Doch wie er seinen Slogan umsetzen will, ist sehr umstritten in Taiwan. Denn das Geld für den Reichtum soll aus China kommen, genauer gesagt aus vertieften Handelsbeziehungen. Seine Konkurrentin dagegen, die amtierende Präsidentin Tsai Ing-wen, will genau das Gegenteil: Sie versucht mit aller Macht, Taiwans Wirtschaft von der Volksrepublik wegzubewegen.

Offiziell beansprucht die chinesische Regierung in Peking den Inselstaat Taiwan für sich, doch praktisch ist Taiwan seit 1949 ein unabhängiger Staat – und mittlerweile eine der demokratischen Erfolgsgeschichten in Asien. Parallel zum Demokratisierungsprozess hat Taiwan in den vergangenen Jahrzehnten aber auch enge Wirtschafts- und Handelsbeziehungen mit der Volksrepublik aufgebaut, sodass mittlerweile ein Viertel der taiwanesischen Exporte nach China geht.
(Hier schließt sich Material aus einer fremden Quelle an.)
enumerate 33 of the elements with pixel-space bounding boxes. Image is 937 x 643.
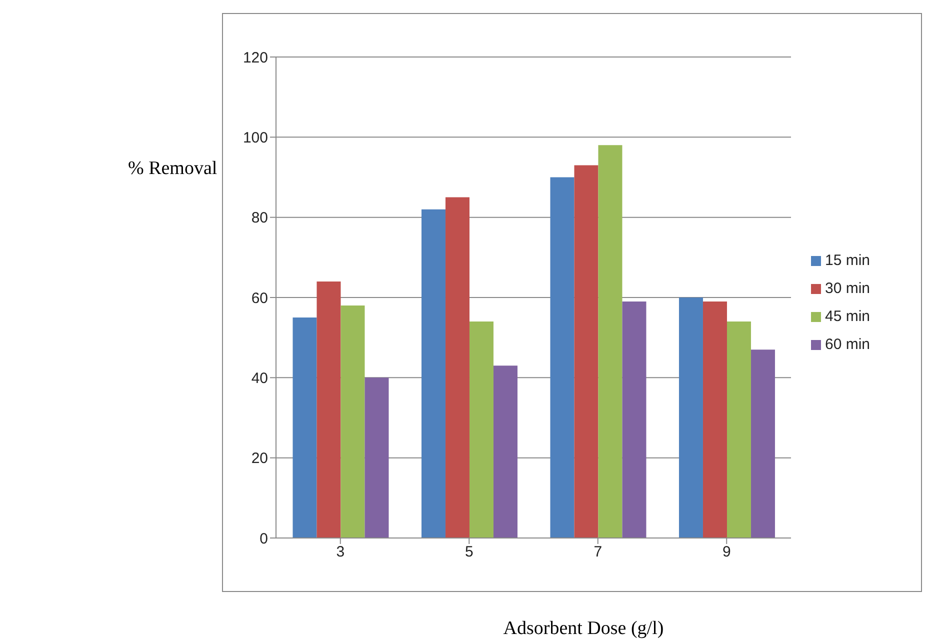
x-tick-label: 7 (594, 544, 602, 561)
y-axis-title: % Removal (128, 158, 218, 180)
legend-label: 30 min (825, 280, 870, 296)
x-tick-label: 9 (722, 544, 731, 561)
bar (445, 197, 470, 538)
legend-label: 45 min (825, 308, 870, 324)
bar (622, 302, 646, 538)
bar (340, 306, 365, 538)
bar (292, 318, 317, 538)
bar (574, 165, 598, 538)
bar (726, 322, 751, 538)
y-tick-label: 60 (251, 290, 268, 307)
y-tick-label: 0 (260, 530, 268, 548)
legend-label: 60 min (825, 336, 870, 352)
x-axis-title: Adsorbent Dose (g/l) (502, 618, 665, 640)
y-tick-label: 100 (242, 129, 268, 146)
y-tick-label: 20 (251, 450, 268, 468)
bar (598, 145, 622, 538)
x-tick-label: 3 (336, 544, 345, 561)
y-tick-label: 40 (251, 370, 268, 387)
bar (678, 298, 703, 538)
bar (750, 350, 775, 538)
bar (702, 302, 727, 538)
legend-label: 15 min (825, 252, 870, 268)
bar (421, 209, 446, 538)
bar (316, 281, 341, 538)
bar (493, 366, 518, 538)
y-tick-label: 80 (251, 210, 268, 227)
x-tick-label: 5 (464, 544, 474, 561)
bar (364, 378, 389, 538)
bar (469, 322, 494, 538)
bar (550, 177, 574, 538)
y-tick-label: 120 (242, 49, 268, 66)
Angesichts der in China autoritär regierenden Kommunistischen Partei (KP) fragen sich Taiwanesinnen und Taiwanesen nun zunehmend, ob diese Abhängigkeit eine Gefahr für ihre Demokratie ist.

Taiwanesisch – nicht chinesisch

Um zu verstehen, warum Taiwans Beziehungen zur Volksrepublik so kompliziert sind, muss man die Geschichte der beiden Länder kennen: Als 1949 Chinas damalige Regierung unter der KMT-Partei den Bürgerkrieg gegen Maos Kommunisten verloren hatte, flüchteten viele KMT-Anhänger samt Armee unter ihrem Anführer Chiang Kai-shek nach Taiwan und bauten dort eine nach Westen ausgerichtete Diktatur auf. Bis 1971 war Taiwan als Republik China UN-Mitglied und galt als international rechtmäßiger Vertreter Chinas. Seit 1972 aber hat die Regierung in Peking den UN-Sitz inne. Seither fordert China, dass kein Land diplomatische Beziehungen mit der Inselrepublik unterhalten darf, wenn es ein normales Verhältnis mit der Volksrepublik haben will. 1979 brachen die USA ihre diplomatischen Beziehungen mit Taiwan zugunsten jener zu China ab, was das Gros der Völkergemeinschaft dann auch tat.  

Taiwan verliert daher seit den Siebzigerjahren kontinuierlich politische Verbündete, inzwischen wird es nur noch von ein paar kleinen Staaten wie Guatemala als das eigentliche China anerkannt. Nur: Den meisten Inselbewohnern ist die Frage, wer China repräsentieren darf, mittlerweile egal. In den 70 Jahren seit dem Ende des chinesischen Bürgerkriegs haben sie eine eigene Identität entwickelt, die mit der ursprünglichen Herkunft vieler taiwanesischer Familien vom chinesischen Festland nur noch wenig zu tun hat.

Im Juni bezeichneten sich einer Umfrage der National Chengchi University zufolge 57 Prozent der Inselbewohner als ausschließlich taiwanesisch, 37 Prozent als sowohl taiwanesisch als auch chinesisch und weniger als vier Prozent nur als chinesisch. Die letzten beiden Zahlen sinken Jahr um Jahr – vermutlich vor allem, weil ältere Leute mit persönlichen Beziehungen zum Festland sterben. Gerade junge Taiwanesinnen und Taiwanesen unter 25, die keine persönliche Erinnerung mehr an die einstige Diktatur unter der KMT haben, kennen ihre Heimat nur als demokratisches Land mit einer lebendigen Zivilgesellschaft. Der Unterschied zur Volksrepublik China könnte größer kaum sein. 

Doch während sich die Gesellschaft Taiwans in ihrer Identität immer weiter von China entfernt, haben sich die Volkswirtschaften stark angenähert und über die Jahre lukrative Handelsbeziehungen entwickelt. Diese sind besonders wichtig für Taiwan: Die Wirtschaft des Inselstaates ist exportgetrieben. 2018 gingen allein 30 Prozent aller taiwanesischen Exporte nach China, mit 12 Prozent folgen weit dahinter die USA auf Platz zwei.